Uber has had its licence suspended in Sheffield.
The move comes after the firm failed to respond to requests for information about its management.
The taxi-hailing app is allowed to continue operating until December 18, and if it chooses to appeal the suspension, it can function until that has been heard.
A Sheffield City spokesman said: “Uber’s licence was suspended last Friday (29 November) after the current licence holder failed to respond to requests, made by our licensing team, about the management of Uber.”
He added: “We received a new application, for a licence to operate taxis in Sheffield, from Uber Britannia Limited, on October 18 2017 which we are currently processing.
“Any new application is dealt with by the Licensing department who will decide if those applying for the licence meet the criteria. It will only be referred to the licensing sub-committee if a decision by the committee is required. The legislation does not allow for the transfer of an operator’s licence.”

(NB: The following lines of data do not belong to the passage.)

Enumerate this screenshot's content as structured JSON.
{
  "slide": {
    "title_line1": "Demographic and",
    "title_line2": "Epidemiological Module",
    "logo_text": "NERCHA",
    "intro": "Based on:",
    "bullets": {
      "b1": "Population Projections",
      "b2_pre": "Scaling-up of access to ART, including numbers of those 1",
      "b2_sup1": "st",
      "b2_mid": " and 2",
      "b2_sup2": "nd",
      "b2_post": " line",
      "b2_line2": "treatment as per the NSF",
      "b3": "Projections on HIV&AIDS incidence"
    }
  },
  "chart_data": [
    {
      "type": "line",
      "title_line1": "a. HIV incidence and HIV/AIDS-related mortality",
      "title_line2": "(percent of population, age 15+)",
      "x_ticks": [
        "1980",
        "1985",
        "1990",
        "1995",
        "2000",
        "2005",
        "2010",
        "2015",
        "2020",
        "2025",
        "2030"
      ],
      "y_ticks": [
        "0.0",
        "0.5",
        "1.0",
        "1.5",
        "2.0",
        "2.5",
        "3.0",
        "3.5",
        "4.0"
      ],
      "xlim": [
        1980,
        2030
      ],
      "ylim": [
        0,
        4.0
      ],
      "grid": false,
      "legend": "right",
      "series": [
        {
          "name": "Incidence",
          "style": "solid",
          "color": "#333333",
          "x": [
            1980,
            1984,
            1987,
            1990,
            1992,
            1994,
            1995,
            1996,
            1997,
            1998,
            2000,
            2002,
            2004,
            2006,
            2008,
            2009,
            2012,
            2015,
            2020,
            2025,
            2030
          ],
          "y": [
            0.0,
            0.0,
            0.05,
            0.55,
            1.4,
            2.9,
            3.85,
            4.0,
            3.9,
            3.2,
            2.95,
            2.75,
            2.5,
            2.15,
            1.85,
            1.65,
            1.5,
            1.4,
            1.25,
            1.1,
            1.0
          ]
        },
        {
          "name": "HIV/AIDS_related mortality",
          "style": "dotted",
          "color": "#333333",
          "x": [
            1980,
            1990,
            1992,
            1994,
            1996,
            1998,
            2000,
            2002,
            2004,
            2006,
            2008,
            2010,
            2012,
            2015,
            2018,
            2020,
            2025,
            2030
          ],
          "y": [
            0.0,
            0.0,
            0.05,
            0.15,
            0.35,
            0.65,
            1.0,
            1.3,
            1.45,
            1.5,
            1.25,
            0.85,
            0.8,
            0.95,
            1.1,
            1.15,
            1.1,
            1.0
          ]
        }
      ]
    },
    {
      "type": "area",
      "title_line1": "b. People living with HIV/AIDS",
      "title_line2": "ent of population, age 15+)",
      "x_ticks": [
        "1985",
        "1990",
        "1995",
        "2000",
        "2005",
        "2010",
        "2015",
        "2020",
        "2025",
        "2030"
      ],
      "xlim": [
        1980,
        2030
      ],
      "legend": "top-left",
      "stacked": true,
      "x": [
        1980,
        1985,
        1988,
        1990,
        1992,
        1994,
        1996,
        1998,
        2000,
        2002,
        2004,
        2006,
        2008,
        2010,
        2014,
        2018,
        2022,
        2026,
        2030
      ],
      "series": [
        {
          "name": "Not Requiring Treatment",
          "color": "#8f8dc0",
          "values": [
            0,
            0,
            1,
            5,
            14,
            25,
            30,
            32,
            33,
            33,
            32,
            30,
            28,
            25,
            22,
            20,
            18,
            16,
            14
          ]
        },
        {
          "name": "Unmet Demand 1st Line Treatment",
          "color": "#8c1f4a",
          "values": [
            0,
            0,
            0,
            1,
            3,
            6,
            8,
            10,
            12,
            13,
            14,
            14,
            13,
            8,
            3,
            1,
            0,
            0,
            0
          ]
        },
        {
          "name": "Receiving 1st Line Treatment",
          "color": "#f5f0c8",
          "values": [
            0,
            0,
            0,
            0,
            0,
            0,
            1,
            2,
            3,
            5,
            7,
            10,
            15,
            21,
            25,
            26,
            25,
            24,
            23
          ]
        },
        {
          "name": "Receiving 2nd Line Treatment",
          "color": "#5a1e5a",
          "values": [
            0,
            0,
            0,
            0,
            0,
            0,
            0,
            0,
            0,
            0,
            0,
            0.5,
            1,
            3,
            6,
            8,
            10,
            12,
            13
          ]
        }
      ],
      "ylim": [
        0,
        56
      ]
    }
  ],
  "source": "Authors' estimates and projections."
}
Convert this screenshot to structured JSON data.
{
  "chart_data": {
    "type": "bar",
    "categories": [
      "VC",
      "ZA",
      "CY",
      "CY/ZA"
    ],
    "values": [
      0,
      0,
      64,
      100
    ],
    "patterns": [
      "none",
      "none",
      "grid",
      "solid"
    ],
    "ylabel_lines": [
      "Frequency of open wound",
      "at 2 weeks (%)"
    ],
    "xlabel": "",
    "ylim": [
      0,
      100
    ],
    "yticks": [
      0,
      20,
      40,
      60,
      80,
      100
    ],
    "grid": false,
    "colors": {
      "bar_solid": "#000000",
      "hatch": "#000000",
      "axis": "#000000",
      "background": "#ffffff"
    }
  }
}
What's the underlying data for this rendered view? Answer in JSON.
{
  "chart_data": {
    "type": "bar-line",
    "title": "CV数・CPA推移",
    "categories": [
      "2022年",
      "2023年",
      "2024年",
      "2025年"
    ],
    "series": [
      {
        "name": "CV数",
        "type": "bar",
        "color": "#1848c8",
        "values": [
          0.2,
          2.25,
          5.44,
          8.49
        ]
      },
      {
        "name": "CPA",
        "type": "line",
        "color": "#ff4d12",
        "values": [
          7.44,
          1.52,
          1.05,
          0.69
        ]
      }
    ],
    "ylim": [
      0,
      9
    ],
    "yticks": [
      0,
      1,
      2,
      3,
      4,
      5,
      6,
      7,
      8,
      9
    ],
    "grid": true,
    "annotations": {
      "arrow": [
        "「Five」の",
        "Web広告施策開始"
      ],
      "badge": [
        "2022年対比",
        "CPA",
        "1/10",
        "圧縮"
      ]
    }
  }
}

Uber said it informed the council in October that it would need to change the name on its licence as the named individual would be leaving the company.
An Uber spokesman said: “The council told us they couldn’t change the name on the licence, as most other councils have done, and that we would instead have to apply for a new one.”
He added: “While we are in regular contact with the council, we did not receive the correspondence the council refers to as they sent the letters to an incorrect address.
“We hope this administrative error can be quickly resolved so we can continue serving tens of thousands of riders and drivers in Sheffield. If the new application can’t be resolved by 18 December we will of course submit an appeal so we can continue to serve people in Sheffield.”
The suspension is the latest blow in what has been a turbulent year for Uber.
In September, Transport for London (TfL) denied Uber’s request for a new licence, saying the firm was “not fit and proper” to operate in the capital.
Mr Kalanick’s replacement as CEO, Dara Khosrowshahi, apologised for “the mistakes we’ve made” after the London licence denial and said Uber would appeal “with the knowledge that we must also change”.
The Employment Appeal Tribunal ruled in November that Uber drivers were employees and not freelance contractors, and were therefore entitled to minimum wage and other benefits.
Last month it was revealed that Uber had been the subject of a massive data breach which affected 2.7 million UK users of its app.
Hackers obtained personal details of 57 million customers and drivers worldwide, including people’s names, email addresses and mobile phone numbers.